The personal injury lawsuits – or tort cases, as lawyers call them – can be filed in state or federal courts and in many cases can name other parties, like doctors or drug distributors, as co-defendants with Merck.
In the hundreds of Vioxx lawsuits filed before Merck took the drug off the market, the action was primarily in New Jersey, where Merck is based, and the big states of Texas and California. But the financial burden of taking on a giant like Merck while it continued to insist that Vioxx was safe and effective scared away many lawyers.
“It’s been a quiet little mass tort for a long time,” said Carlene Rhodes Lewis, a Houston lawyer whose firm was among the pioneers when it began filing Vioxx complaints in 2001. Ms. Lewis and her partners took on nearly 300 such cases by the time Merck pulled the plug on Vioxx.
Merck’s withdrawal of Vioxx has made it much easier for lawyers to argue to a jury that the product should not have been on the market. But proving liability could still be difficult.
The data from clinical studies suggest, so far, that the most serious health problems hit patients who had used Vioxx for 18 months or longer. Merck has said it does not know yet how large that group is.
In addition, many possible Vioxx victims may find it difficult to pin their health problems on the drug if forced to go to trial, lawyers who filed the early cases said. The injuries linked to Vioxx are also common among people who have not used the drug, and they have many causes.
“The person who should never have taken Vioxx and should have been warned by Merck, the person with multiple risks of cardiac problems, may not make the best client, because it may be harder to prove that Vioxx caused the heart attack,” said Cynthia Anne Solomon, a lawyer in Mount Pleasant, S.C.
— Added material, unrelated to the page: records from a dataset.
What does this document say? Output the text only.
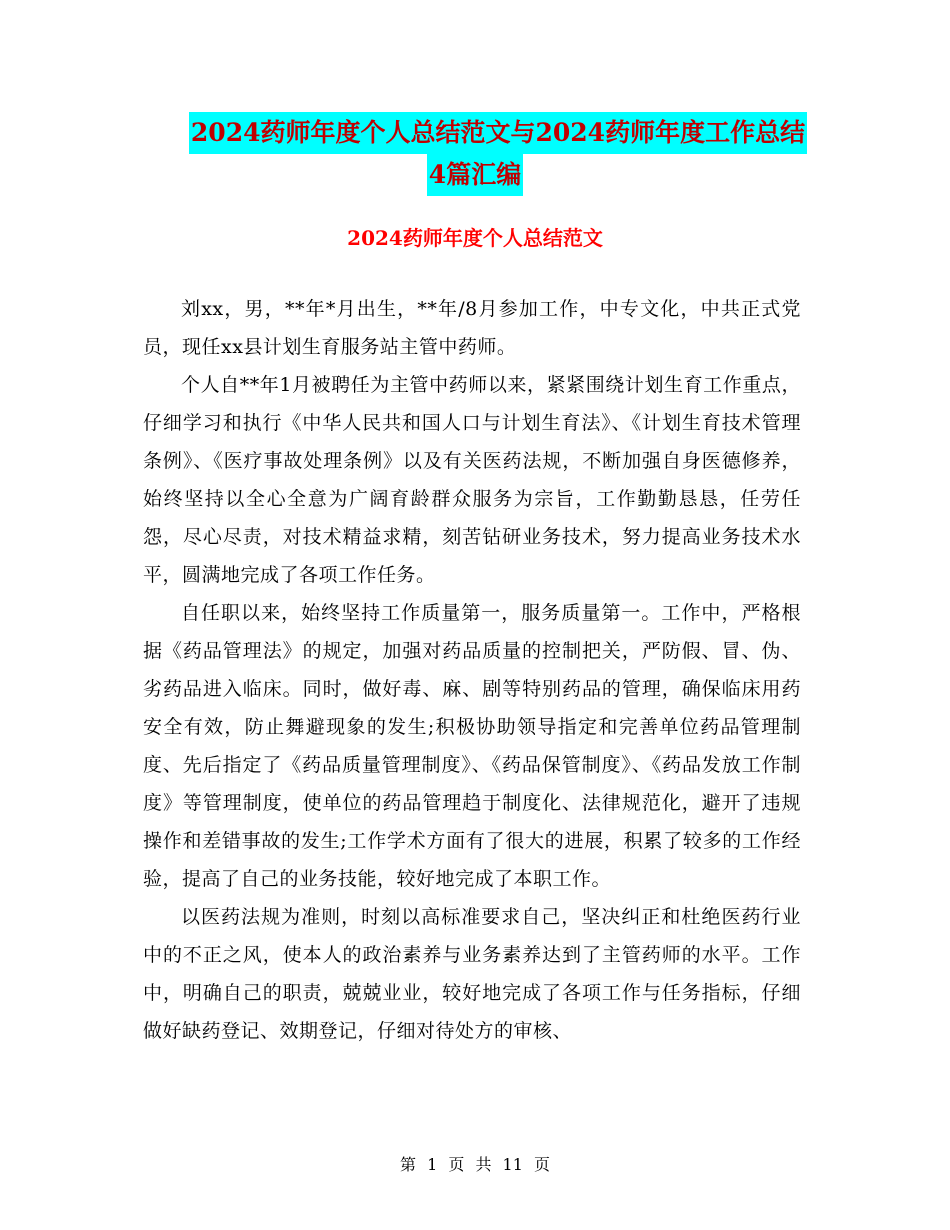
2024药师年度个人总结范文与2024药师年度工作总结
4篇汇编
2024药师年度个人总结范文

刘xx，男，**年*月出生，**年/8月参加工作，中专文化，中共正式党员，现任xx县计划生育服务站主管中药师。

个人自**年1月被聘任为主管中药师以来，紧紧围绕计划生育工作重点，仔细学习和执行《中华人民共和国人口与计划生育法》、《计划生育技术管理条例》、《医疗事故处理条例》以及有关医药法规，不断加强自身医德修养，始终坚持以全心全意为广阔育龄群众服务为宗旨，工作勤勤恳恳，任劳任怨，尽心尽责，对技术精益求精，刻苦钻研业务技术，努力提高业务技术水平，圆满地完成了各项工作任务。

自任职以来，始终坚持工作质量第一，服务质量第一。工作中，严格根据《药品管理法》的规定，加强对药品质量的控制把关，严防假、冒、伪、劣药品进入临床。同时，做好毒、麻、剧等特别药品的管理，确保临床用药安全有效，防止舞避现象的发生;积极协助领导指定和完善单位药品管理制度、先后指定了《药品质量管理制度》、《药品保管制度》、《药品发放工作制度》等管理制度，使单位的药品管理趋于制度化、法律规范化，避开了违规操作和差错事故的发生;工作学术方面有了很大的进展，积累了较多的工作经验，提高了自己的业务技能，较好地完成了本职工作。

以医药法规为准则，时刻以高标准要求自己，坚决纠正和杜绝医药行业中的不正之风，使本人的政治素养与业务素养达到了主管药师的水平。工作中，明确自己的职责，兢兢业业，较好地完成了各项工作与任务指标，仔细做好缺药登记、效期登记，仔细对待处方的审核、

第 1 页 共 11 页
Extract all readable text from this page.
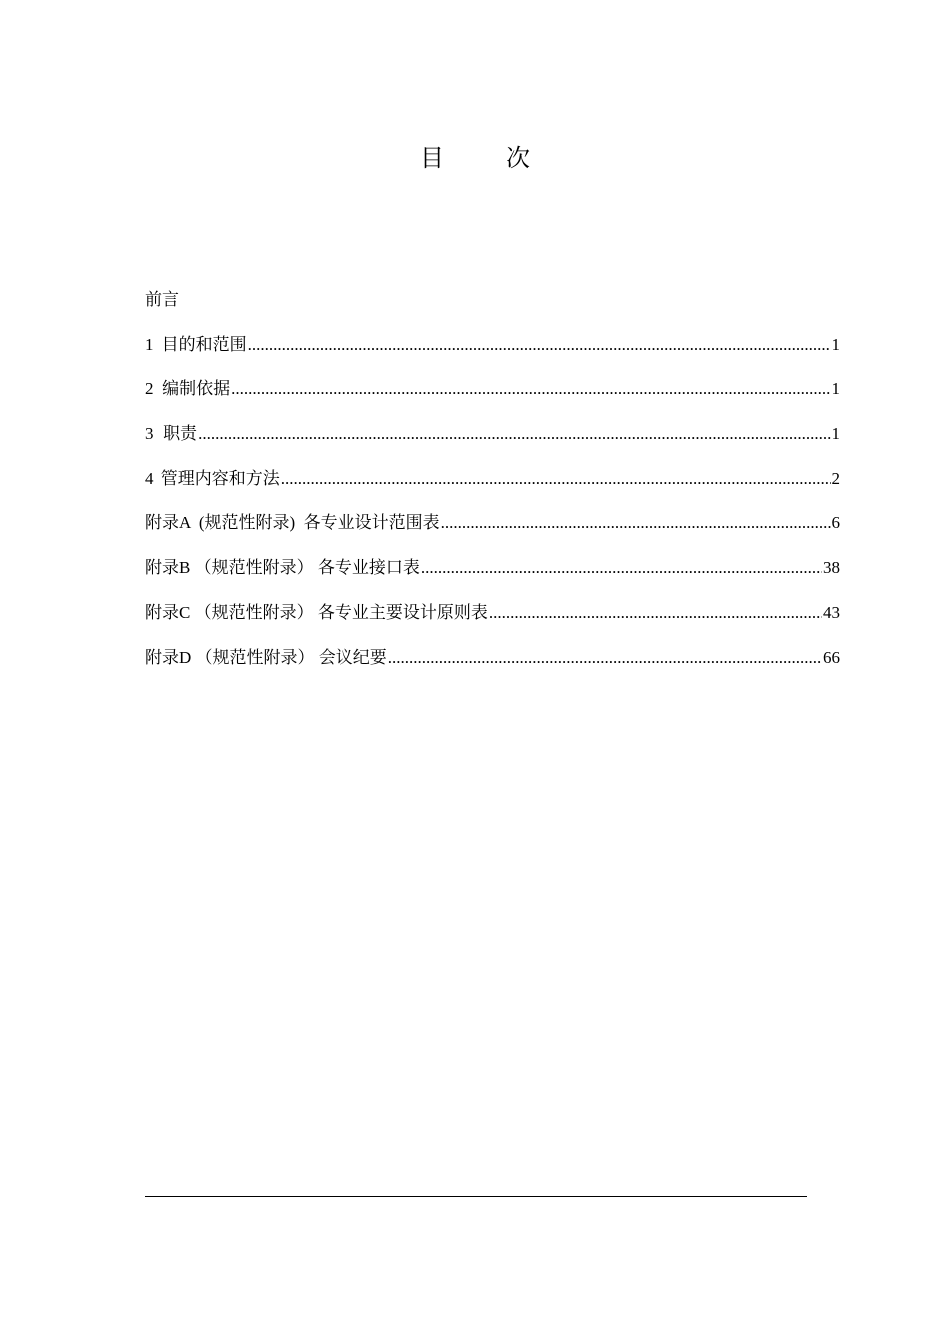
目	次
前言
1 目的和范围 .....	1
2 编制依据 .....	1
3 职责 .....	1
4 管理内容和方法 .....	2
附录A  (规范性附录)  各专业设计范围表 .....	6
附录B （规范性附录） 各专业接口表 .....	38
附录C （规范性附录） 各专业主要设计原则表 .....	43
附录D （规范性附录） 会议纪要 .....	66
As a result, the pioneering plaintiffs’ lawyers in the Vioxx litigation have been carefully screening potential clients in search of those who were relatively healthy before they took the drug and suffered injuries. Some of those lawyers said they were worried that lawyers who rushed into the field after Merck withdrew the drug, including law firms soliciting clients with radio and print advertising, would muddy the legal landscape with questionable claims.
“For every hundred calls we get, there are only two or three top-end cases,” Mr. Papantonio said.
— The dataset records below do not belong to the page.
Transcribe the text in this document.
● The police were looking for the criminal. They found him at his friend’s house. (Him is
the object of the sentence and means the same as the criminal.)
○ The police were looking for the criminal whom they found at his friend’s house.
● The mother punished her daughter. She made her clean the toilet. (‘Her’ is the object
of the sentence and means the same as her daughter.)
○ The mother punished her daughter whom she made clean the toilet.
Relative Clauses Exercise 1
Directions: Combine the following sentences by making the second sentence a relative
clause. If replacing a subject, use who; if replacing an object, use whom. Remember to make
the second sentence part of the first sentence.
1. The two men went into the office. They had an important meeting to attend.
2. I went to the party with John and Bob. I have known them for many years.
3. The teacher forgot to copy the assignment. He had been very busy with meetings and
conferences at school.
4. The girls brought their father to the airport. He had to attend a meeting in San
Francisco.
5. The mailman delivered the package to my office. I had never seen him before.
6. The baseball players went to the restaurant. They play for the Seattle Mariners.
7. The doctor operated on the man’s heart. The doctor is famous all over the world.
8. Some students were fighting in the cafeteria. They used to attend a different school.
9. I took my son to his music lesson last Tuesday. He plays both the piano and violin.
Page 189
He and others said that Merck, if it follows the course of other drug companies in similar situations, is likely to try to settle the strongest cases against it and fight some of the weaker claims in trials. If it wins those trials, it could knock down the settlement value of the vast majority of claims against it and cut billions of dollars from its potential exposure.
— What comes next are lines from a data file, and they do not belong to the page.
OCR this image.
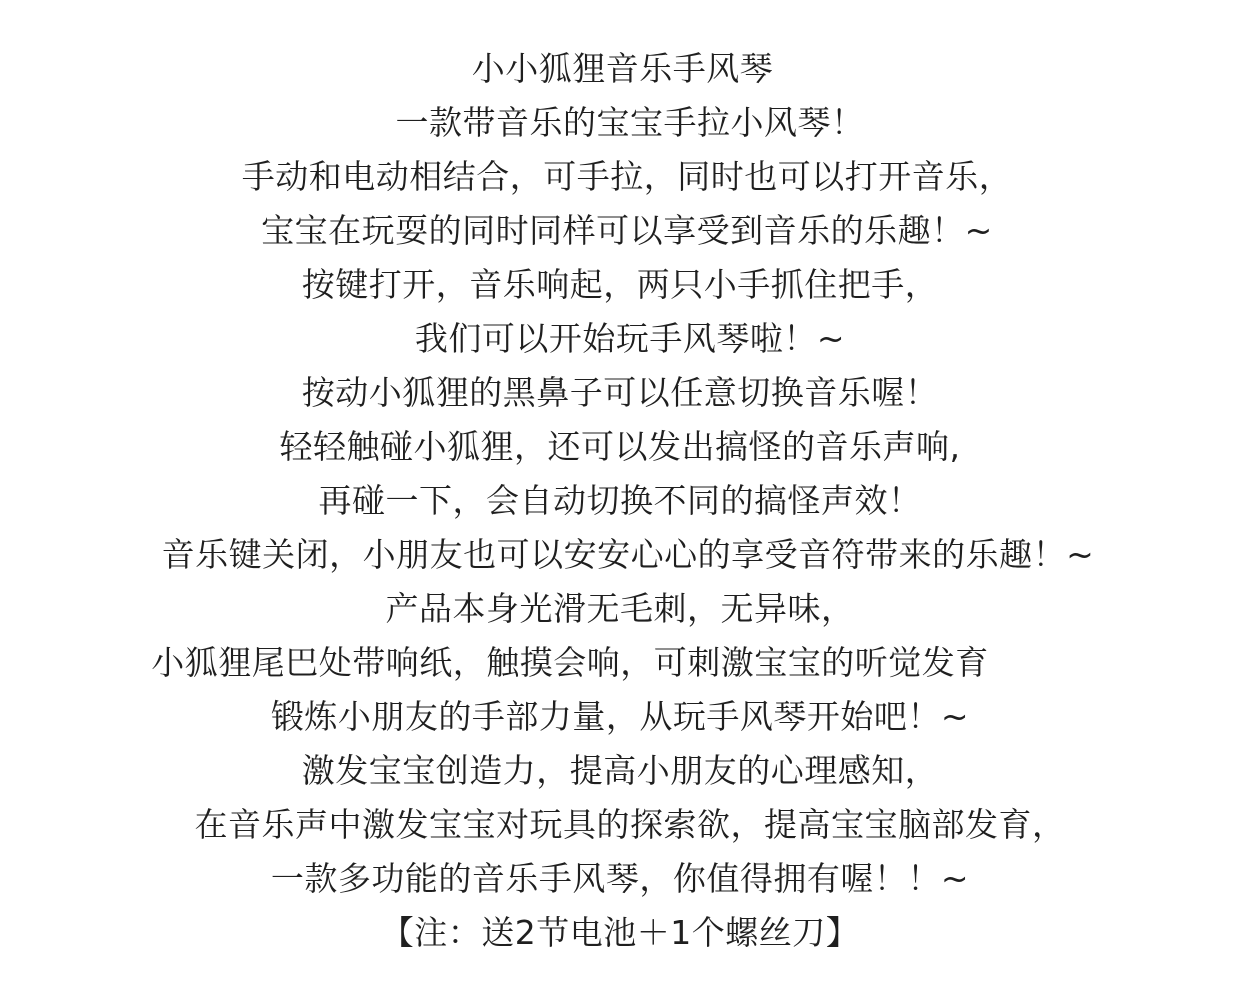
小小狐狸音乐手风琴
一款带音乐的宝宝手拉小风琴！
手动和电动相结合，可手拉，同时也可以打开音乐，
宝宝在玩耍的同时同样可以享受到音乐的乐趣！~
按键打开，音乐响起，两只小手抓住把手，
我们可以开始玩手风琴啦！~
按动小狐狸的黑鼻子可以任意切换音乐喔！
轻轻触碰小狐狸，还可以发出搞怪的音乐声响,
再碰一下，会自动切换不同的搞怪声效！
音乐键关闭，小朋友也可以安安心心的享受音符带来的乐趣！~
产品本身光滑无毛刺，无异味，
小狐狸尾巴处带响纸，触摸会响，可刺激宝宝的听觉发育
锻炼小朋友的手部力量，从玩手风琴开始吧！~
激发宝宝创造力，提高小朋友的心理感知，
在音乐声中激发宝宝对玩具的探索欲，提高宝宝脑部发育，
一款多功能的音乐手风琴，你值得拥有喔！！~
【注：送2节电池＋1个螺丝刀】
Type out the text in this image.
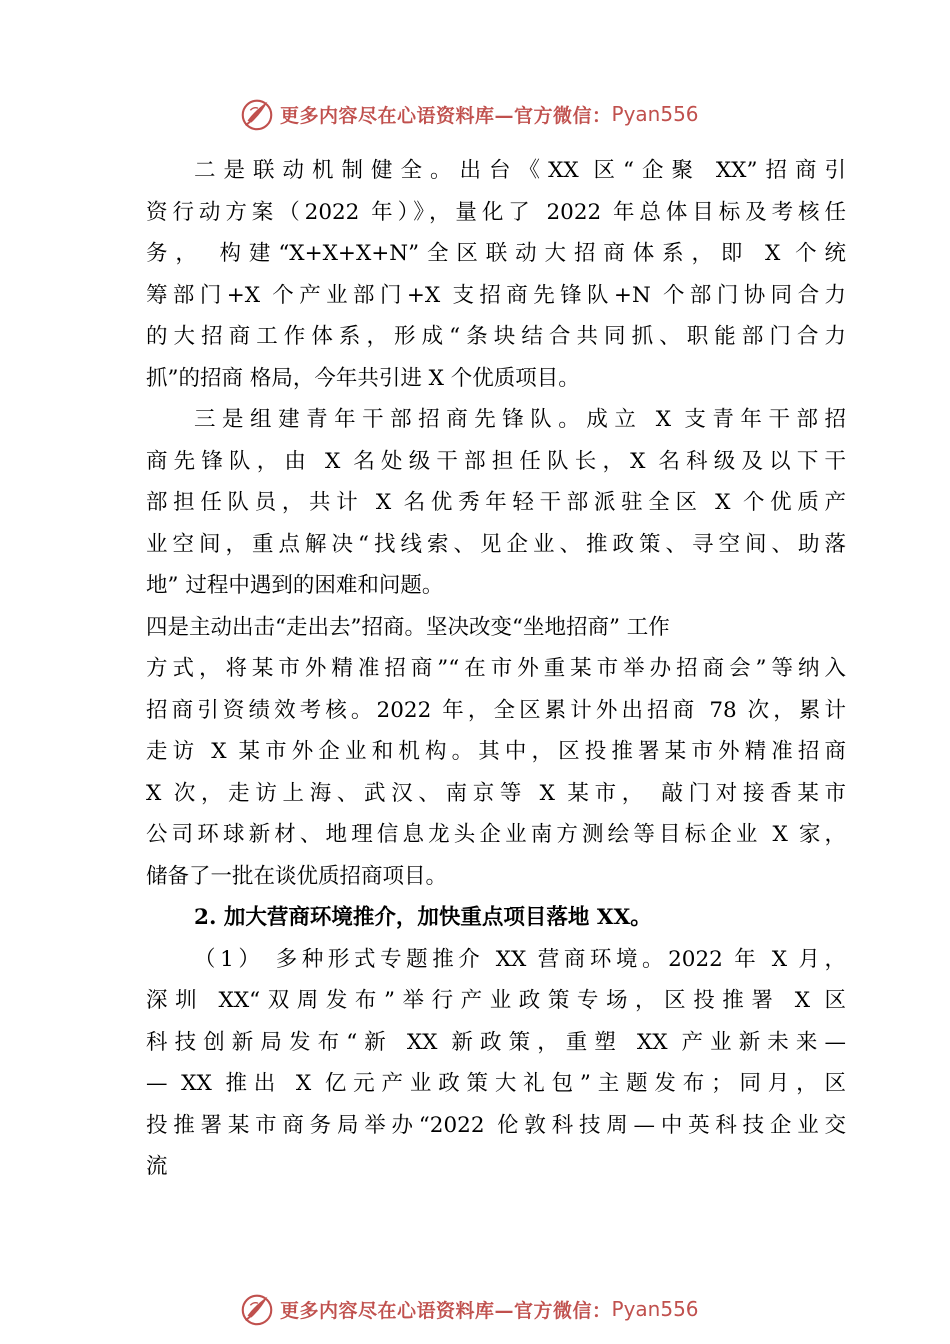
更多内容尽在心语资料库—官方微信： Pyan556
二是联动机制健全。出台《XX 区“企聚 XX”招商引
资行动方案（2022 年）》，量化了 2022 年总体目标及考核任
务， 构建“X+X+X+N”全区联动大招商体系，即 X 个统
筹部门+X 个产业部门+X 支招商先锋队+N 个部门协同合力
的大招商工作体系，形成“条块结合共同抓、职能部门合力
抓”的招商 格局，今年共引进 X 个优质项目。
三是组建青年干部招商先锋队。成立 X 支青年干部招
商先锋队，由 X 名处级干部担任队长，X 名科级及以下干
部担任队员，共计 X 名优秀年轻干部派驻全区 X 个优质产
业空间，重点解决“找线索、见企业、推政策、寻空间、助落
地” 过程中遇到的困难和问题。
四是主动出击“走出去”招商。坚决改变“坐地招商” 工作
方式，将某市外精准招商”“在市外重某市举办招商会”等纳入
招商引资绩效考核。2022 年，全区累计外出招商 78 次，累计
走访 X 某市外企业和机构。其中，区投推署某市外精准招商
X 次，走访上海、武汉、南京等 X 某市， 敲门对接香某市
公司环球新材、地理信息龙头企业南方测绘等目标企业 X 家，
储备了一批在谈优质招商项目。
2. 加大营商环境推介，加快重点项目落地 XX。
（1） 多种形式专题推介 XX 营商环境。2022 年 X 月，
深圳 XX“双周发布”举行产业政策专场，区投推署 X 区
科技创新局发布“新 XX 新政策，重塑 XX 产业新未来—
— XX 推出 X 亿元产业政策大礼包”主题发布；同月，区
投推署某市商务局举办“2022 伦敦科技周—中英科技企业交
流
更多内容尽在心语资料库—官方微信： Pyan556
Merck recently asked the panel of judges that supervises the way mass torts are handled in federal courts to assign all of the lawsuits to one judge. Mr. Becnel filed a similar petition.
The panel is expected to hear arguments on the petitions and where the cases should be consolidated at its January meeting.
Many lawyers involved in the lawsuits say the federal consolidation process should hasten final settlement of most of the Vioxx cases. The state cases in New Jersey and California have already gone through such a process.
But the effort to centralize the federal cases while sorting out which cases will remain in state courts – where plaintiffs’ lawyers usually prefer them – could very likely lead to procedural battles that may delay the first Vioxx trials. Several were on course to begin in the next few months.
“It’s up in the air now,” said Andy D. Birchfield Jr., a lawyer in Montgomery, Ala., who had expected to begin trying a Vioxx case in federal court in Birmingham as soon as next month.